Öte yandan, plastik üretimine, kullanımına veya tasarımına kısıtlama getiren herhangi bir anlaşma, ham plastik üreten petrol ve kimya şirketlerinin yanı sıra binlerce ürünü tek kullanımlık ambalajlarda satan tüketim malları devlerini etkileyecek. Ayrıca ABD, Çin, Hindistan, Suudi Arabistan ve Japonya dahil olmak üzere büyük plastik üreten ülkelerin ekonomileri de kararlardan etkilenecek.

En çetrefilli konu plastik üretimi

BM müzakere komitesi, nispeten kısa bir süre içinde incelenecek çok sayıda ayrıntıya sahip olacak. Anlaşmanın raporlama standartları, finansman mekanizmaları gibi pek çok madde arasında, belki de en çetrefilli konu olan plastik üretimini de ele alması gerekecek. Uluslararası Çevre Hukuku Merkezi avukatı David Azoulay “Milyon dolarlık soru, sıfırdan plastik üretimini azaltmak hakkında ne kadar konuşacağımızdır” dedi.

Bu konunun tartışmalı olması muhtemel. Konferans öncesinde, kimyasal üreticilerinin ticaret birliği olan Amerikan Kimya Konseyi’nde plastiklerden sorumlu başkan yardımcısı Joshua Baca, plastik üretiminin kısıtlanması ve düzenlenmesini “çok dar görüşlü bir yaklaşım” olarak nitelendirdi.

Uluslararası Kirleticilerin Önlenmesi Ağı‘nın uluslararası koordinatörü Bjorn Beeler, zaman çizelgesinin tutacağından şüpheli olduğunu belirterek “İçine girdikçe, bir canavara dönüşecek. İki yıl içinde nasıl bir anlaşma yapabileceğinizi anlamıyorum” dedi ve ekledi: “Ama bu gerçekten ilk adım.
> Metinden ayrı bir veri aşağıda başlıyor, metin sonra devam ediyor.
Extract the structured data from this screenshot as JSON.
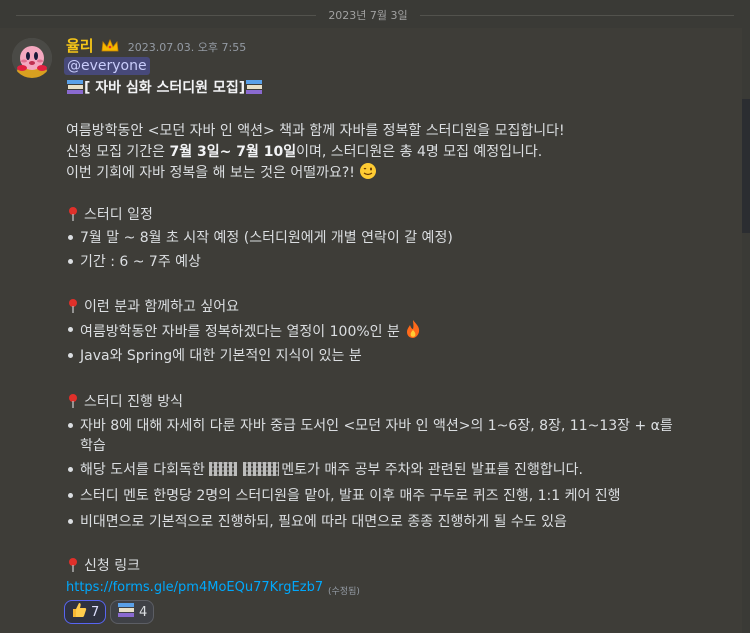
{
  "divider": {
    "date": "2023년 7월 3일"
  },
  "author": {
    "name": "율리",
    "crown_icon": "crown-emoji",
    "timestamp": "2023.07.03. 오후 7:55"
  },
  "message": {
    "mention": "@everyone",
    "title": "[ 자바 심화 스터디원 모집]",
    "intro": [
      "여름방학동안 <모던 자바 인 액션> 책과 함께 자바를 정복할 스터디원을 모집합니다!",
      "이번 기회에 자바 정복을 해 보는 것은 어떨까요?!"
    ],
    "period_prefix": "신청 모집 기간은 ",
    "period_bold": "7월 3일~ 7월 10일",
    "period_suffix": "이며, 스터디원은 총 4명 모집 예정입니다.",
    "sections": [
      {
        "heading": "스터디 일정",
        "items": [
          "7월 말 ~ 8월 초 시작 예정 (스터디원에게 개별 연락이 갈 예정)",
          "기간 : 6 ~ 7주 예상"
        ]
      },
      {
        "heading": "이런 분과 함께하고 싶어요",
        "items": [
          "여름방학동안 자바를 정복하겠다는 열정이 100%인 분",
          "Java와 Spring에 대한 기본적인 지식이 있는 분"
        ]
      },
      {
        "heading": "스터디 진행 방식",
        "items": [
          "자바 8에 대해 자세히 다룬 자바 중급 도서인 <모던 자바 인 액션>의 1~6장, 8장, 11~13장 + α를",
          "학습",
          "해당 도서를 다회독한",
          "멘토가 매주 공부 주차와 관련된 발표를 진행합니다.",
          "스터디 멘토 한명당 2명의 스터디원을 맡아, 발표 이후 매주 구두로 퀴즈 진행, 1:1 케어 진행",
          "비대면으로 기본적으로 진행하되, 필요에 따라 대면으로 종종 진행하게 될 수도 있음"
        ]
      },
      {
        "heading": "신청 링크"
      }
    ],
    "link": "https://forms.gle/pm4MoEQu77KrgEzb7",
    "edited": "(수정됨)"
  },
  "reactions": [
    {
      "icon": "thumbs-up-emoji",
      "count": "7"
    },
    {
      "icon": "books-emoji",
      "count": "4"
    }
  ],
  "colors": {
    "background": "#3a3a36",
    "username": "#f5c518",
    "link": "#00a8fc",
    "mention_bg": "#47497a"
  }
}
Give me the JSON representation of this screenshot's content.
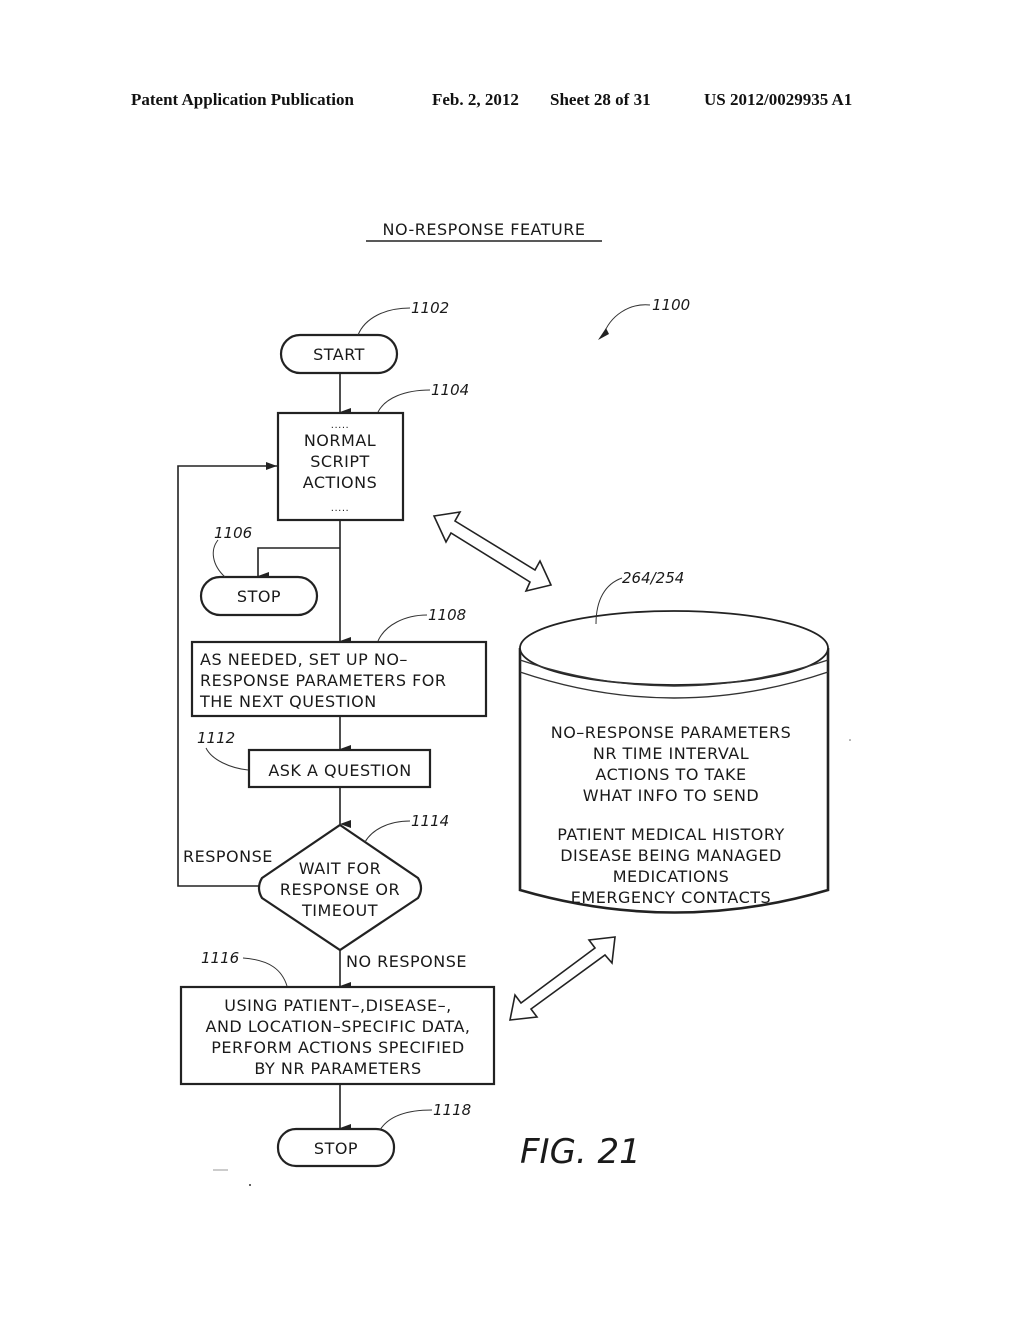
{
  "header": {
    "publication": "Patent Application Publication",
    "date": "Feb. 2, 2012",
    "sheet": "Sheet 28 of 31",
    "number": "US 2012/0029935 A1"
  },
  "diagram": {
    "title": "NO-RESPONSE FEATURE",
    "figure_ref": "1100",
    "figure_label": "FIG. 21",
    "nodes": {
      "start": {
        "ref": "1102",
        "label": "START"
      },
      "normal": {
        "ref": "1104",
        "dots": ".....",
        "lines": [
          "NORMAL",
          "SCRIPT",
          "ACTIONS"
        ]
      },
      "stop1": {
        "ref": "1106",
        "label": "STOP"
      },
      "setup": {
        "ref": "1108",
        "lines": [
          "AS NEEDED, SET UP NO–",
          "RESPONSE PARAMETERS FOR",
          "THE NEXT QUESTION"
        ]
      },
      "ask": {
        "ref": "1112",
        "label": "ASK A QUESTION"
      },
      "wait": {
        "ref": "1114",
        "lines": [
          "WAIT FOR",
          "RESPONSE OR",
          "TIMEOUT"
        ]
      },
      "perform": {
        "ref": "1116",
        "lines": [
          "USING PATIENT–,DISEASE–,",
          "AND LOCATION–SPECIFIC DATA,",
          "PERFORM ACTIONS SPECIFIED",
          "BY NR PARAMETERS"
        ]
      },
      "stop2": {
        "ref": "1118",
        "label": "STOP"
      },
      "database": {
        "ref": "264/254",
        "lines": [
          "NO–RESPONSE PARAMETERS",
          "NR TIME INTERVAL",
          "ACTIONS TO TAKE",
          "WHAT INFO TO SEND"
        ],
        "lines2": [
          "PATIENT MEDICAL HISTORY",
          "DISEASE BEING MANAGED",
          "MEDICATIONS",
          "EMERGENCY CONTACTS"
        ]
      }
    },
    "edge_labels": {
      "response": "RESPONSE",
      "no_response": "NO RESPONSE"
    }
  }
}
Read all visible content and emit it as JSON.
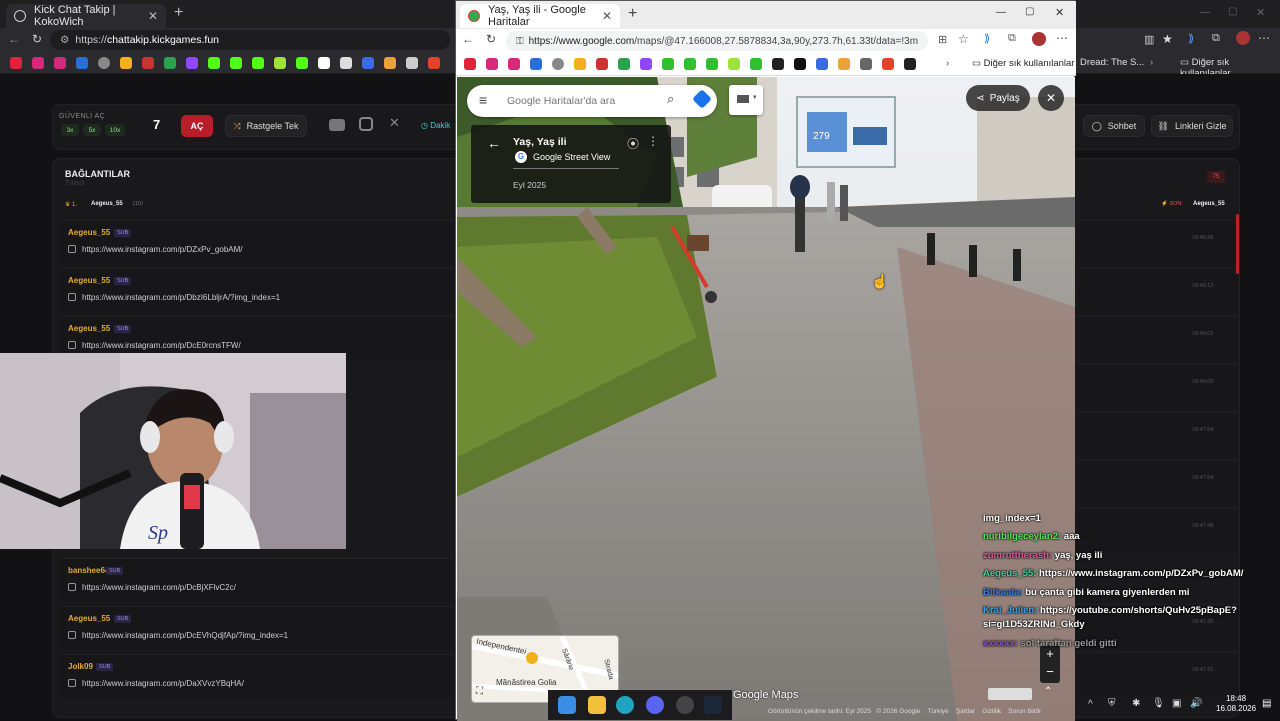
{
  "bg_browser": {
    "tab_title": "Kick Chat Takip | KokoWich",
    "url_prefix": "https://",
    "url_host": "chattakip.kickgames.fun",
    "bookmark_dread": "Dread: The S...",
    "bookmark_other": "Diğer sık kullanılanlar"
  },
  "dashboard": {
    "guvenli_label": "GÜVENLİ AÇ",
    "multipliers": [
      "3x",
      "5x",
      "10x"
    ],
    "count": "7",
    "ac_button": "AÇ",
    "random_button": "Rastgele Tek",
    "dakika_label": "Dakik",
    "sohbet_button": "Sohbet",
    "linkleri_gizle_button": "Linkleri Gizle",
    "baglantilar_title": "BAĞLANTILAR",
    "baglantilar_sub": "Tümü",
    "count_badge": "75",
    "first_rank": "1.",
    "first_user": "Aegeus_55",
    "first_count": "(10)",
    "son_label": "SON:",
    "son_user": "Aegeus_55",
    "entries": [
      {
        "user": "Aegeus_55",
        "badge": "SUB",
        "link": "https://www.instagram.com/p/DZxPv_gobAM/"
      },
      {
        "user": "Aegeus_55",
        "badge": "SUB",
        "link": "https://www.instagram.com/p/DbzI6LbljrA/?img_index=1"
      },
      {
        "user": "Aegeus_55",
        "badge": "SUB",
        "link": "https://www.instagram.com/p/DcE0rcnsTFW/"
      },
      {
        "user": "banshee64",
        "badge": "SUB",
        "link": "https://www.instagram.com/p/DcBjXFlvC2c/"
      },
      {
        "user": "Aegeus_55",
        "badge": "SUB",
        "link": "https://www.instagram.com/p/DcEVhQdjfAp/?img_index=1"
      },
      {
        "user": "Jolk09",
        "badge": "SUB",
        "link": "https://www.instagram.com/p/DaXVvzYBqHA/"
      }
    ],
    "times": [
      "18:48:26",
      "18:48:13",
      "18:48:02",
      "18:48:00",
      "18:47:54",
      "18:47:54",
      "18:47:48",
      "18:47:35",
      "18:47:32"
    ]
  },
  "maps_window": {
    "tab_title": "Yaş, Yaş ili - Google Haritalar",
    "url_host": "https://www.google.com",
    "url_rest": "/maps/@47.166008,27.5878834,3a,90y,273.7h,61.33t/data=!3m7!1e1!3",
    "bookmark_other": "Diğer sık kullanılanlar",
    "search_placeholder": "Google Haritalar'da ara",
    "share_button": "Paylaş",
    "place_title": "Yaş, Yaş ili",
    "street_view_label": "Google Street View",
    "date": "Eyl 2025",
    "billboard_price": "279",
    "minimap_labels": [
      "Independentei",
      "Sărărie",
      "Strada",
      "Mănăstirea Golia"
    ],
    "watermark": "Google Maps",
    "footer": [
      "Görüntünün çekilme tarihi: Eyl 2025",
      "© 2026 Google",
      "Türkiye",
      "Şartlar",
      "Gizlilik",
      "Sorun bildir"
    ]
  },
  "chat_overlay": [
    {
      "user": "",
      "text": "img_index=1",
      "user_color": "#ffffff"
    },
    {
      "user": "nuribilgeceylan2:",
      "text": "aaa",
      "user_color": "#5ee05e"
    },
    {
      "user": "zumruttherash:",
      "text": "yaş, yaş ili",
      "user_color": "#e0559a"
    },
    {
      "user": "Aegeus_55:",
      "text": "https://www.instagram.com/p/DZxPv_gobAM/",
      "user_color": "#3ccf9c"
    },
    {
      "user": "Bitkaala:",
      "text": "bu çanta gibi kamera giyenlerden mi",
      "user_color": "#3a7bd5"
    },
    {
      "user": "Kral_Julien:",
      "text": "https://youtube.com/shorts/QuHv25pBapE?",
      "user_color": "#3aa0e0"
    },
    {
      "user": "",
      "text": "si=gi1D53ZRlNd_Gkdy",
      "user_color": "#ffffff"
    },
    {
      "user": "xxxxxx:",
      "text": "sol taraftan geldi gitti",
      "user_color": "#8a4fd0"
    }
  ],
  "system_tray": {
    "time": "18:48",
    "date": "16.08.2026"
  }
}
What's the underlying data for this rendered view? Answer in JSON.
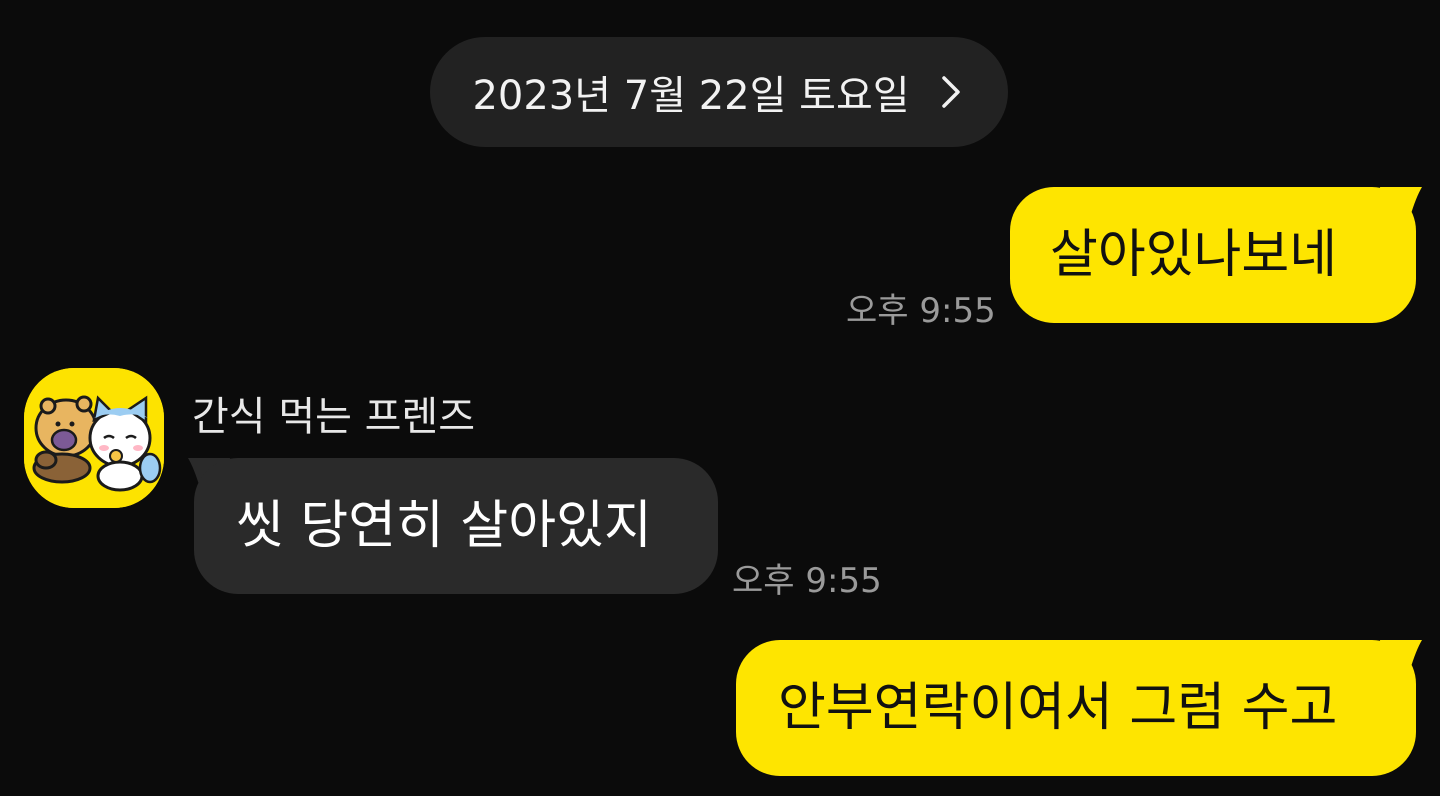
{
  "date_pill": {
    "label": "2023년 7월 22일 토요일",
    "icon": "chevron-right-icon"
  },
  "messages": [
    {
      "sender": "me",
      "text": "살아있나보네",
      "time": "오후 9:55"
    },
    {
      "sender": "other",
      "sender_name": "간식 먹는 프렌즈",
      "text": "씻 당연히 살아있지",
      "time": "오후 9:55",
      "avatar": "friends-avatar-icon"
    },
    {
      "sender": "me",
      "text": "안부연락이여서 그럼 수고"
    }
  ],
  "colors": {
    "background": "#0b0b0b",
    "my_bubble": "#fee500",
    "other_bubble": "#2a2a2a",
    "date_pill": "#222222",
    "time_text": "#9a9a9a"
  }
}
Bu anlamlı, bu önemli” dedi.

Karar nasıl karşılandı?

Ruanda Çevre Bakanı Jeanne d’Arc Mujawamariya, “Plastik kirliliği her geçen gün daha da kötüleşirken kaybedecek zaman yok. Bu karar, gezegenimizin plastikler içinde boğulmasını önlemeye yönelik küresel çabada tarihi bir dönüm noktasıdır” dedi.

Okyanuslar ve uluslararası çevre ve bilimsel ilişkilerden sorumlu devlet sekreteri yardımcısı ABD’li delege Monica Medina ise “Bu, birlikte çalıştığımızda dünyanın neler yapabileceğinin harika bir gösterisi” diye konuştu. Medina gözyaşlarını tutarak “Bu, bu gezegendeki plastik belasının sonunun başlangıcı. Bugünü çocuklarımız ve torunlarımız için önemli bir gün olarak değerlendireceğimizi düşünüyorum” ifadelerini kullandı.

Çevre aktivistleri ve sektör temsilcileri de kararı memnuniyetle karşıladı. Washington Post’a konuşan Dünya Yaban Hayatı Fonu (WWF) plastik atık ve işletme başkanı Erin Simon, “Karar, ürecin bu aşamasında gerekli olduğunu düşündüğümüz tüm kritik bileşenlere sahip” dedi.

Bir ticaret derneği olan Uluslararası Kimya Dernekleri Konseyi yaptığı açıklamada, “Plastik kirliliğini ele almak ve anlamlı bir çözüm geliştirmek adına ortak bir zemin bulmak için uzun günler harcayan hükümetleri takdir ediyoruz” diye yazdı.229795

Avukat David Azoulay ise, BM kararının yıllardır hazırlandığını, 2016’da denizlerdeki plastik bağlamında BM Çevre Meclisi’nde ilk kez bu fikrin su yüzüne çıktığını söyledi. Azoulay, “Böyle bir anlaşma tasavvur etmek düşünülemezdi” dedi. Azoulay, karardaki başarıları da şöyle sıraladı:

“Müzakere komitesi plastik üretimine de bakmakla görevlendirildi, anlaşmanın finanse edilmesine yardımcı olacak özel bir fon seçeneği var ve plastik kirliliğinin insan sağlığı üzerindeki etkilerinden bahsediliyor.”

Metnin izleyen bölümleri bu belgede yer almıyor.